Facebook, Instagram and X recommended antisemitic content to all six accounts in study
Initially, the researchers who created accounts for fictional people searched for 50 terms, including conspiracy theories such as “flat earth” and “deep state” as well as “elites” and other terms commonly associated with anti-Jewish tropes. They also searched for public figures such as Microsoft co-founder Bill Gates and billionaire philanthropist George Soros who have been targeted by conspiracies and public figures who have posted antisemitic content such as rapper Ye, formerly known as Kanye West and YouTube star PewDiePie.
The accounts also looked up popular topics with no connection to antisemitism or hate, such as internet personalities and video games.
Three of the six accounts then interacted with the social media platforms, clicking on links and videos recommended by the site’s algorithms. The other three accounts did not click on recommended content, essentially serving as a “control” group for the study.
Facebook, Instagram and X all recommended additional antisemitic and hateful content to all six accounts. The accounts that clicked on related links were recommended ever-more extremist content at far higher rates than the control accounts, the researchers found.
Meta said the recommendations are not representative of what people see on its platforms. The study only analyzed content recommended to users who search for or click on antisemitic content and figures but did not examine recommendations to users who express no interest in such content. It also used newly installed operating systems and browsers whereas social media platforms target content to users based on their activity on third-party sites and apps.

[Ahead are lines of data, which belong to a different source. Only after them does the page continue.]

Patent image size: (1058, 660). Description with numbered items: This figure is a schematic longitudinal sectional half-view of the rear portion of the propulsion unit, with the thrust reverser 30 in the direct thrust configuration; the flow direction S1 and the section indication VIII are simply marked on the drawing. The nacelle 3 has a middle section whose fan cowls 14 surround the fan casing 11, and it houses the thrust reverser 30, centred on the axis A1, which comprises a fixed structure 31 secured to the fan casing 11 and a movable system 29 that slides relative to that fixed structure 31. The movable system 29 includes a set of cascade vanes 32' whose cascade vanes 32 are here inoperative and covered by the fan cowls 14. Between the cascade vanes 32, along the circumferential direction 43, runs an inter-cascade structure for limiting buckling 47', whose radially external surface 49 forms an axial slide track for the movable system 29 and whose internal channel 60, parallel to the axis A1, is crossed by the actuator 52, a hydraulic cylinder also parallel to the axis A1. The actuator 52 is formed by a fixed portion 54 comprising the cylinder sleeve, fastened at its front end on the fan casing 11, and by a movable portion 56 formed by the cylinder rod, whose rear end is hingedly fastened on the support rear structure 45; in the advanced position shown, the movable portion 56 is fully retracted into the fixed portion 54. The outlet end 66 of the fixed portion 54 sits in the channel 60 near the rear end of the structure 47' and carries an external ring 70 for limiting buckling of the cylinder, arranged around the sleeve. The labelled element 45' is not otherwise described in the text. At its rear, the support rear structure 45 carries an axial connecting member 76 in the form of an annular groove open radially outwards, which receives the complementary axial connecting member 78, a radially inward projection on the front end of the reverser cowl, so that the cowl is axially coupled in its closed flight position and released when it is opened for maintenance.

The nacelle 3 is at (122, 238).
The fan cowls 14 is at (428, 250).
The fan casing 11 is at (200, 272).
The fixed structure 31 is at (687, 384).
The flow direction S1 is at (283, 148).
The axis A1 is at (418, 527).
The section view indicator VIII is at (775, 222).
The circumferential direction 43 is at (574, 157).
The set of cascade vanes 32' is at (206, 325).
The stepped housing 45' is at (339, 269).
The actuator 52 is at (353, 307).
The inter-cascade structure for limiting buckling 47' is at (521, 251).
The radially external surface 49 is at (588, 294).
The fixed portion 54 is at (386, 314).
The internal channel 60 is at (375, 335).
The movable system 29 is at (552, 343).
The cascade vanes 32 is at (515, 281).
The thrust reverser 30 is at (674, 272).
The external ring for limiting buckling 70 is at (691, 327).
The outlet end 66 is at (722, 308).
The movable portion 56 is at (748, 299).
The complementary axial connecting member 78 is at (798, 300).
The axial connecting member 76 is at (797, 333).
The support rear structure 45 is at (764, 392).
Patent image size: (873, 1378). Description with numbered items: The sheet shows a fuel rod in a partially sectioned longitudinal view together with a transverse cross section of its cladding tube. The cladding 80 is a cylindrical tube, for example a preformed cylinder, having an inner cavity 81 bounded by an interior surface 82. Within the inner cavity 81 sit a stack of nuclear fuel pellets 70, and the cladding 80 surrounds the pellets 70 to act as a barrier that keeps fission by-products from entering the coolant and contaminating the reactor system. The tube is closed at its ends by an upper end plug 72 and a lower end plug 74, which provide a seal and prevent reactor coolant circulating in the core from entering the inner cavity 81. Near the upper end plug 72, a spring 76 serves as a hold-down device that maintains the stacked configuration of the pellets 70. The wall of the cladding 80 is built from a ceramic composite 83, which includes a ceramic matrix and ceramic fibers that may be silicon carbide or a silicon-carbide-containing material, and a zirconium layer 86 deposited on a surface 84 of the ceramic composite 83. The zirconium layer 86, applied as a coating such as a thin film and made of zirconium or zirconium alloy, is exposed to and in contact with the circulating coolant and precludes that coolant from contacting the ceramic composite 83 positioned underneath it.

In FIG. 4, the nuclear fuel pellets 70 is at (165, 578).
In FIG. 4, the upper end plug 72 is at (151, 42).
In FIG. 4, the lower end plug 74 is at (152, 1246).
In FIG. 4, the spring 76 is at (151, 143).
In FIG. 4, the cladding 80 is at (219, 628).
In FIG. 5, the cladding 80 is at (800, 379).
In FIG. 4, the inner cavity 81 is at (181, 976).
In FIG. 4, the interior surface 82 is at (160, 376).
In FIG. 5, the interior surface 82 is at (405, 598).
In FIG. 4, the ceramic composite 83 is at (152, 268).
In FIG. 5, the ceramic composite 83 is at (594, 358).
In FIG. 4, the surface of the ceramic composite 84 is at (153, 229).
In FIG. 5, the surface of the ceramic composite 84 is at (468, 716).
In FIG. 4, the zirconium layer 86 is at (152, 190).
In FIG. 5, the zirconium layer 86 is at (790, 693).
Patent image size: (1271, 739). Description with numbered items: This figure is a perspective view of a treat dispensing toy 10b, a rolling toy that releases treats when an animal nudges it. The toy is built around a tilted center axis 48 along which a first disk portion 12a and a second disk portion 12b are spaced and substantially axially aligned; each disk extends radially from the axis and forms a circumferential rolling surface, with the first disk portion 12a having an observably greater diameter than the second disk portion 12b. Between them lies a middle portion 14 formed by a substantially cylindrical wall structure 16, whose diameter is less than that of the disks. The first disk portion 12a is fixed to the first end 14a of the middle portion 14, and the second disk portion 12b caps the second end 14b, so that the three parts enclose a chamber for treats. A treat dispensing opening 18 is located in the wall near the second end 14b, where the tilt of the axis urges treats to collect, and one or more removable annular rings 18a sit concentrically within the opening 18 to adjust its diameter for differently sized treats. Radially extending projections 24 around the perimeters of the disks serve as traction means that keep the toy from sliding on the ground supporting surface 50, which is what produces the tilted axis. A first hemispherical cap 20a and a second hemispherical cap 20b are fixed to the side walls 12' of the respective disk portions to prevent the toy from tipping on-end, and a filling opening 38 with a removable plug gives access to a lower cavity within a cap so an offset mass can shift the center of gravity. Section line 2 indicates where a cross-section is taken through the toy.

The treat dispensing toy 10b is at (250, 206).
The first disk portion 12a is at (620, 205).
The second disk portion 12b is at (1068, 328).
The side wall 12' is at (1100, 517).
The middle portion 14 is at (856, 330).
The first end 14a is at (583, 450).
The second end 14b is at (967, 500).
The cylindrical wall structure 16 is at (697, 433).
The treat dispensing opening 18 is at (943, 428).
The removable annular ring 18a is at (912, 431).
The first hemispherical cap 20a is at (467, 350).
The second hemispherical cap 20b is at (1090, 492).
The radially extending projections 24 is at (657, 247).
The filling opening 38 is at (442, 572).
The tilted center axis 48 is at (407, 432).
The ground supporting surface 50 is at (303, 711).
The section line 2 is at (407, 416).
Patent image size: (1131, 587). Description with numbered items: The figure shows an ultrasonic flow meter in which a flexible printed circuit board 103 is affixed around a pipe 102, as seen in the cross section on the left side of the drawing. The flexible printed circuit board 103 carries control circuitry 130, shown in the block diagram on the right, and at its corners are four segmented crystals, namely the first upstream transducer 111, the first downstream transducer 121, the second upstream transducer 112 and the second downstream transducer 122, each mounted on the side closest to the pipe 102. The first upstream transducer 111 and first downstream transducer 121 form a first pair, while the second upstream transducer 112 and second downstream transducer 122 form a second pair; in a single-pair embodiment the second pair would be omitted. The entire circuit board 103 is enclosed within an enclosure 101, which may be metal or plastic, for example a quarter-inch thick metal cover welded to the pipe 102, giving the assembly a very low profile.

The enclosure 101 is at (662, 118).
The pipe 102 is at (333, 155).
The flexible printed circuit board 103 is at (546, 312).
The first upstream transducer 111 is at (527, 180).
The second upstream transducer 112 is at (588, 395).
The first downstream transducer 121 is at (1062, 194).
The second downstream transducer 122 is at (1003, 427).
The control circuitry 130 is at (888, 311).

The findings reveal the overlap of two longstanding concerns about social media: That platforms’ algorithms thrive off engagement from users, and that the companies aren’t enforcing their own rules when it comes to hateful and racist content.
“The study’s findings undermine assurances from the three social media platforms − Facebook, Instagram and Twitter − that they ban hate speech and that their algorithms promote high-quality content,” the study concludes.
A second study investigated the search functions on Facebook, Instagram and YouTube.
Researchers searched on each platform for the names of 130 hate groups or movements gleaned from the ADL’s “Glossary of Extremism.” They found that all three platforms are hosting dozens of hate groups and movements, and concluded the sites make it easier to search for these groups because they predict what the user is searching for as they type the name in.
Facebook and YouTube also automatically created pages or channels for hateful accounts, including neo-Nazi and white supremacist music bands, the study found.
“This completely upends this notion that they are just neutral pipes, it’s just third-party content and therefore they are doing their best but they are not actually responsible for what’s happening,” ADL’s Eisenstat said.